Pontillas, en hommage à Serge Chasseur

la libre,momento,vie de château,pontillasPontillas est un petit château-ferme sur l’entité de Fernelmont (Namur). Depuis 1487, le bien n’a jamais été vendu et est passé par les dames. Une rareté.

Philippe Farcy


SERGE CHASSEUR ÉTAIT de ces historiens de village qui maniaient autant la passion pour les choses du passé que le don de leur temps et le verbe pour mettre en valeur le patrimoine de leur entité. Depuis sa mise à la retraite, il était devenu la mémoire de Fernelmont et il guidait les visiteurs à travers les vieilles bâtisses comme à travers champs pour aller voir une chapelle, une potale, une église, une croix d’occis.
Il était de ce genre de personnage hauts en couleur qui sont rares par essence mais qui sont essentiels pour véhiculer les connaissances historiques dans les campagnes. Sa disparition récente, à la mi-décembre, est une perte pour sa commune, mais aussi pour la “corporation” des historiens du dimanche, si on peut qualifier cette passion de la sorte. Et Dieu sait si, dans le cadre de cette chronique vieille de seize ans, le rôle des passionnés de villages, comme des propriétaires attachés à leurs demeures et donc à leur histoire, est essentiel.
 
Pontillas, Serge Chasseur l’a étudié et publié en 1992 dans un ouvrage à plusieurs mains, à savoir celles de Chantal Carlier d’Odeigne, Nicole Colin, José Libois et Martine Hafner. Fernelmont compte sept châteaux sur six villages et hameaux, presque tous visibles de la route, comme celui-ci qui tenait à cœur à notre auteur.
 
Pontillas figure parmi les belles maisons dans le tome IV des “Délices du Païs de Liège”, de Saumery, publiées en 1744. Ce volume comprend une partie de biens nobles situés sur le comté de Namur. Pontillas en était, à la lisière d’une petite enclave de Liège entre Pontillas et Bierwart.
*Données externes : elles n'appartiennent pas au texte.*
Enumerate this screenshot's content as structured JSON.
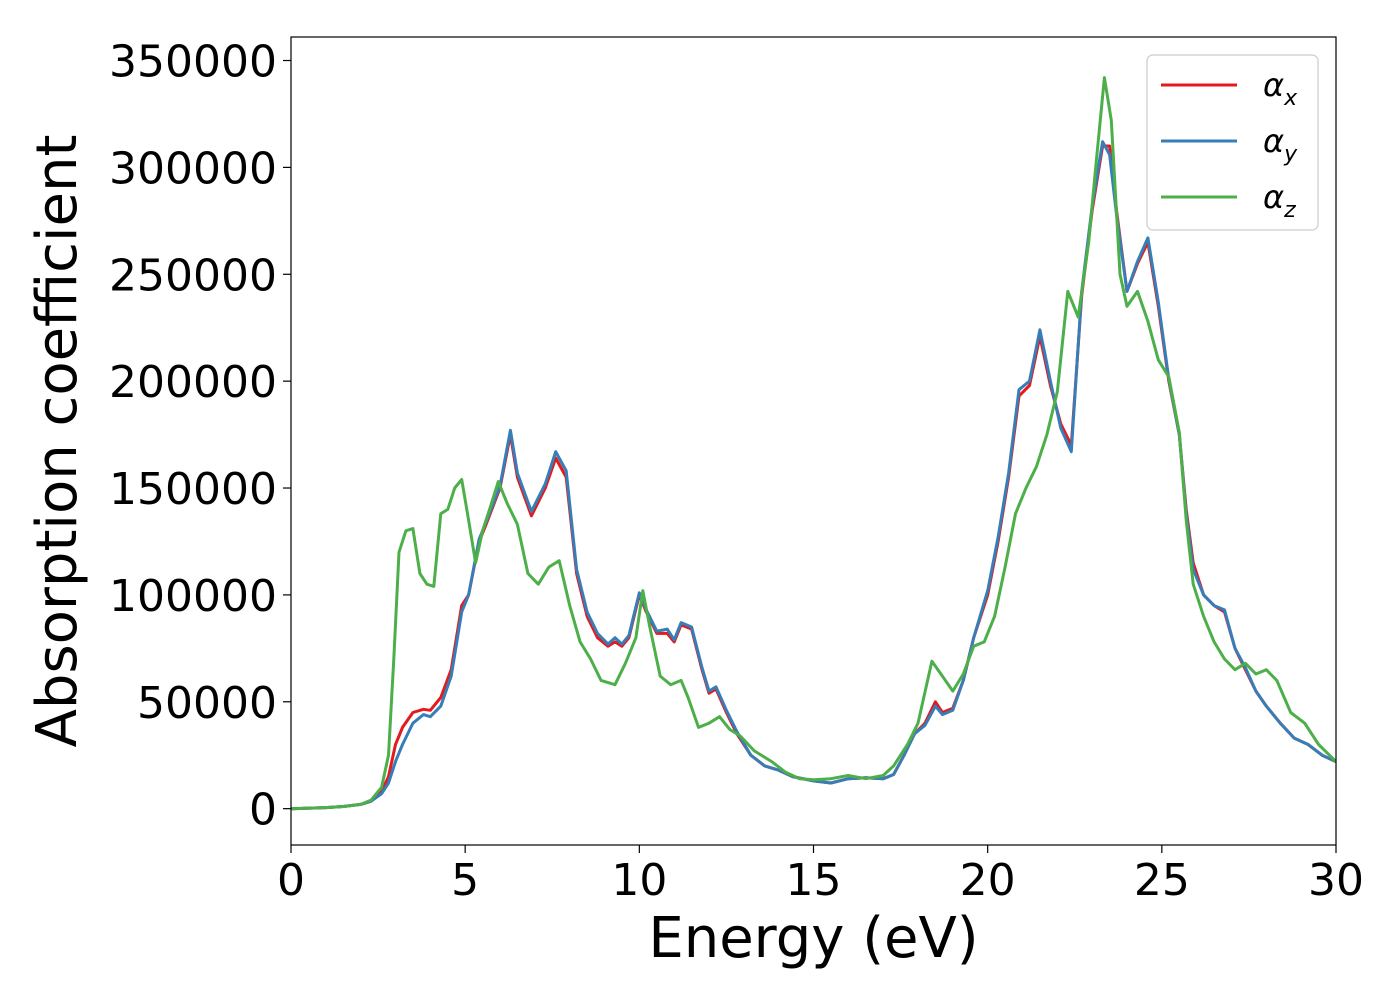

La principauté possédait par ailleurs une autre grande enclave sur Meeffe, Seron, Seressia et Forville.
 
Les bâtiments de briques et de pierre bleue de Pontillas sont en fait relativement modestes même s’ils sont étendus sur un quadrilatère agricole important. La demeure des seigneurs donnant sur le parc (vers l’orient), et son étang alimenté par le ruisseau du Vert-Bois, n’affiche que sept travées sur deux corps de logis principaux, accolés. Le premier compte quatre travées; le second en offre trois, mais les niveaux sont surmontés de deux oculis circulaires à clé d’un fort bel effet; le troisième au centre est carré. Un chaînage d’angle sur l’arête complète le décor vers le nord. Vers le sud, l’aile se poursuit en bâtiments de briques plus bas, d’un seul niveau, jusqu’aux restes d’une tour carrée qui a perdu sa belle toiture à clocheton. La façade nord file vers l’église et le cimetière. Elle est centrée sur un portail Louis XVI sommé d’un fronton armorié (blasons martelés) soutenu par deux piliers à bossages plats. On compte ici huit travées sur deux niveaux. La première travée, à croisée, est bouchée. Deux travées sont à meneaux. Deux portes donnent accès à cette aile sur le flanc gauche du porche.
 
Pour ce qui concerne le passage des générations, Serge Chasseur a pu remonter à un peu avant 1400 de manière certaine quand le bien appartenait à Stassart de Pontillas. Le bien passa par alliance aux Hemptinne puis aux Forière qui vendirent le 19 avril 1487 le domaine à Guillaume Charlet et à son épouse Clarisse d’Arbre. Depuis lors, le domaine n’a jamais été vendu. Les Charlet garderont Pontillas jusqu’au début du XVIe siècle, pour le faire passer aux Ponty qui seront titrés barons puis comtes aux siècles suivants. Les Ponthy seront sires de Pontillas, Hingeon, Balâtre, Fallais en Brabant, Bovesse, Atrive, Somme, Houssoy et Crupet sur Wasseiges; ils garderont ce fief jusqu’à la fin de l’ancien régime. Puis Pontillas passa aux Marotte d’Ostin. Caroline de Marotte épousa en 1806 Henri Henault, né à Spa en 1779. La dernière Henault décéda en 1924 après avoir épousé Léandre Lahaye. Ils eurent trois enfants. Une fille s’allia aux Leroy, de Forville, Léandre Henault reprit la ferme-château de Bierwart, et Aline épousa Henri Ramet. Cette famille est toujours maîtresse des lieux.
 
On ne visite pas mais les façades se voient sans peine de la rue.
 
 
Ph.: Ph. Fy.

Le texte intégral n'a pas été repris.